The Hubble Space Telescope was launched in 1990, and serviced most recently by a Space Shuttle mission in 2009. However, Earth’s gravity and atmosphere will inevitably pull the bus-sized telescope back to the planet, as soon as 2028 in worst-case scenarios. Without some effort to lift the telescope to a higher orbit, NASA will soon have to begin planning to safely bring it back down to Earth.

That’s where SpaceX comes in. The company approached NASA with the idea of using a Dragon to dock with the telescope and raise it from about 535 km above the planet, where it orbits now, to around 600 km. That might extend its life ten to twenty more years, according to Patrick Crouse, NASA’s Hubble project manager. It’s not clear how the Dragon would mate with the telescope; previous missions relied on the Space Shuttle’s robotic arm to grapple the Hubble into position.

For SpaceX, the mission would be an opportunity to test the capabilities of its spacecraft, spacesuits, and other technology while doing a favor for its most important customer. If successful, the company could find business servicing other large space telescopes or even raising the orbit of the International Space Station.

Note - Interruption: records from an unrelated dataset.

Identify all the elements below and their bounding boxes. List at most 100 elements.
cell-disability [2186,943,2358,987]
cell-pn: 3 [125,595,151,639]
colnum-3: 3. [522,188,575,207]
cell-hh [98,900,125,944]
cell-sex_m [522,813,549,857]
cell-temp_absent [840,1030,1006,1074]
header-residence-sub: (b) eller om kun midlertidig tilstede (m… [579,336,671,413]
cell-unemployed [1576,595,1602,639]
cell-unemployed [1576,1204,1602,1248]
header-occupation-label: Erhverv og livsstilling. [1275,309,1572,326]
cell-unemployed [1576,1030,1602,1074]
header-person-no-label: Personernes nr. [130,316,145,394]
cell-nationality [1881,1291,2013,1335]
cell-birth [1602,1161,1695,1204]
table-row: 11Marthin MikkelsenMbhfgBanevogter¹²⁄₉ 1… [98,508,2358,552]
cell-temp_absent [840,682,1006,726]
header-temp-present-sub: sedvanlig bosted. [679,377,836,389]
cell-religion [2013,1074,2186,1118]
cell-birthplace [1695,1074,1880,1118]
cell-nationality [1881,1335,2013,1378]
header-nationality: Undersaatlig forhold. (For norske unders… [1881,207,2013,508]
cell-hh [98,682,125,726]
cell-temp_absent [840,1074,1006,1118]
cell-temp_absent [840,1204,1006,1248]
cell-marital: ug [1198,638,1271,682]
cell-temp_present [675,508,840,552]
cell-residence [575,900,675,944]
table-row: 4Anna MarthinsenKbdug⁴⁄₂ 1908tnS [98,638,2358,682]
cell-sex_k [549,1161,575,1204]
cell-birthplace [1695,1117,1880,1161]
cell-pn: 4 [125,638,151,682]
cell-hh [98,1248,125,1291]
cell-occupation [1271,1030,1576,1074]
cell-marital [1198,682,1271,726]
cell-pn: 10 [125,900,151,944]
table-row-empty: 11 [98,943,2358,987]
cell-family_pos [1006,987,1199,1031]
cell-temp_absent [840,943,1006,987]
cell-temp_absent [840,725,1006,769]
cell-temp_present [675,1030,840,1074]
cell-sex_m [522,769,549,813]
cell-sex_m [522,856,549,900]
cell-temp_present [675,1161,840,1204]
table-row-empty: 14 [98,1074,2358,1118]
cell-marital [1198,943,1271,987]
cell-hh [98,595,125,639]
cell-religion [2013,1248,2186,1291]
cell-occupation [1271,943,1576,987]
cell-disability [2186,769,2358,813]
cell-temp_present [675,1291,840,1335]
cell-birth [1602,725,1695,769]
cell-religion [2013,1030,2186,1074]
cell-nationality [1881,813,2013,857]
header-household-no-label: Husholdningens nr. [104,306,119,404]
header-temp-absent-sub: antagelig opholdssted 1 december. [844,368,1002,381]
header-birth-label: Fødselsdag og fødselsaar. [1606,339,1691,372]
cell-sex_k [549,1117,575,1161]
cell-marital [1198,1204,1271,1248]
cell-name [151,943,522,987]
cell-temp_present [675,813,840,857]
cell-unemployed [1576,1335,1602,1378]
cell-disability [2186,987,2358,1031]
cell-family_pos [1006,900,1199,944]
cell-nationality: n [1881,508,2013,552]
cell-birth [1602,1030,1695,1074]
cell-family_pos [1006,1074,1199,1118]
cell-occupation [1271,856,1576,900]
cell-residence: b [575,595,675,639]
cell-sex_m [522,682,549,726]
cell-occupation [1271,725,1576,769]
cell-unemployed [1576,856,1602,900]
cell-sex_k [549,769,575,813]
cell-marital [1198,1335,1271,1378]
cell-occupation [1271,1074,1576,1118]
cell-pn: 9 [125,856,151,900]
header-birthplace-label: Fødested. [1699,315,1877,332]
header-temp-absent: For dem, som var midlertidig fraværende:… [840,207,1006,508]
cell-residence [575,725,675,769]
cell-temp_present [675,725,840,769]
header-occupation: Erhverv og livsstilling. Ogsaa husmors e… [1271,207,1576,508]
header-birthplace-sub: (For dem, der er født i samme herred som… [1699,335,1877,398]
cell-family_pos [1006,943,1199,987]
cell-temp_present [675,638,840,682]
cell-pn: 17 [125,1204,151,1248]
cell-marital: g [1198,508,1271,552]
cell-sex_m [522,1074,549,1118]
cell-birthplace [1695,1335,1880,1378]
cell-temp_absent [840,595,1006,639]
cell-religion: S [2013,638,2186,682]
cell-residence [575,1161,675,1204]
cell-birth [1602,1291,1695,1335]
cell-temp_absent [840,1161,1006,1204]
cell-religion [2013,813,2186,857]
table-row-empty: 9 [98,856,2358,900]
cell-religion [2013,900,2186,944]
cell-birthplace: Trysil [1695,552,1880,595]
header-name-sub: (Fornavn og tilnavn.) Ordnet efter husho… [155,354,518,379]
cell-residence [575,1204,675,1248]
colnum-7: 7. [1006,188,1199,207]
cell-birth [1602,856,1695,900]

Now, NASA and SpaceX are planning a six month feasibility study of how such a mission would work, and whether it might include servicing components on the telescope as well as raising its orbit. No other companies were approached NASA officials said, but noted the agency could seek their input in the future. It went unsaid that few companies could offer to do the task so cheaply. No money is changing hands during the initial study.

The public-private-billionaire model of space activity

If a mission is approved, it would be the first time a private company has been hired by NASA to service an operational science mission. It’s not clear if the agency would allow it to proceed without an astronaut onboard; private passenger trips to the ISS currently require a former astronaut as a chaperone.

NASA has seen success with its public-private partnership model, which relies on private companies acting as service providers for the space agency while investing their own capital in the hopes of providing service to other customers. If the Dragon proves useful for raising the Hubble, it will be yet another benefit from NASA’s work with SpaceX.

However, a Polaris Dawn mission would present new wrinkles for the model. Rather than being financed and led by SpaceX, it would be financed and led by a private citizen who is neither an employee of the company nor the space agency. NASA officials said that it would be premature to weigh in on the logistical or legal details before the technical study is complete.

Before any potential Hubble mission, Isaacman and two SpaceX engineers, Sarah Gillis and Anna Menon, expect to fly a mission called Polaris Dawn in early 2023. Their plan is to test new spacesuits by exiting the Dragon capsule for a spacewalk in orbit, akin to the first extra-vehicular activities performed first by the Soviet Union and then NASA in 1965.